The Golden Echo is filled with radio-ready hallmarks – slick production, collaboration, hooks, songs about love, desire, and sheer exuberance – but instead subverts these same trademarks in ways that show how conservative mainstream pop music has become.

It’s no wonder Kimbra became BFF’s with musical contemporary and one-time touring partner Janelle Monaé, they’re both light years ahead of their staid, sexualised peers and share an authoritative flair for crafting albums that play out like dynamic jukeboxes.

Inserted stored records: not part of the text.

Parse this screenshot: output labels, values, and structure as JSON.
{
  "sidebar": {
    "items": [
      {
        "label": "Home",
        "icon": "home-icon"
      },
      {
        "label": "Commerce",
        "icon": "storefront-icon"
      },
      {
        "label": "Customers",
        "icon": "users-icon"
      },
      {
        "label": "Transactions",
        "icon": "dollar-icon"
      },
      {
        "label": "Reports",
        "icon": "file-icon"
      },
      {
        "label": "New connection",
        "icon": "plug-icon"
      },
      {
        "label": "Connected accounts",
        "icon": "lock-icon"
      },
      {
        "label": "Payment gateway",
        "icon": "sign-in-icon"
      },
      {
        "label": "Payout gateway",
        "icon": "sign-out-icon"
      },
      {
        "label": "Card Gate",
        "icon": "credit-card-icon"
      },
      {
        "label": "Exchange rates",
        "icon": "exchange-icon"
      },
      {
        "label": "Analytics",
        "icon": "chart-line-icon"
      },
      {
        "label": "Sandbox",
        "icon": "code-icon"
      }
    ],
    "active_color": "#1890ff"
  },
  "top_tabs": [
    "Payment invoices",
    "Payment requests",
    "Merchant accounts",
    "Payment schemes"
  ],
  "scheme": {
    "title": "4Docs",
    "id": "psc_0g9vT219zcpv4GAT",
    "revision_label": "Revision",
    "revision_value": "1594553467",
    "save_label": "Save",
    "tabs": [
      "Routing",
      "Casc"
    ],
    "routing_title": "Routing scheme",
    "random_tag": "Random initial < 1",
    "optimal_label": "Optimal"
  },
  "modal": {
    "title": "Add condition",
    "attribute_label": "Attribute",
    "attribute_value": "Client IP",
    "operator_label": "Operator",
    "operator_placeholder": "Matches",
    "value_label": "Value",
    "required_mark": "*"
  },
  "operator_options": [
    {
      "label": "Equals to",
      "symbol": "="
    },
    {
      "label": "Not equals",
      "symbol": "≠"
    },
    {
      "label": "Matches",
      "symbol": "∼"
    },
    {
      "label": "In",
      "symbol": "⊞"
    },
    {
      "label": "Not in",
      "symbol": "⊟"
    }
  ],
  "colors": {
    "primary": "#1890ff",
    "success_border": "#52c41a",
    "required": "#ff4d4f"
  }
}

This bold multiplicity means Kimbra’s new album is a polarizing experience, a real love it or hate it record, but many of the latter may be converted to the former after taking up the invitation to enter The Golden Echo’s world multiple times. As its title hints, some things can sound even better the second time.

The world hardly needs another pop record, but The Golden Echo – a most rebellious, adventurous, and compelling (anti-)pop record? We could sure use more of those.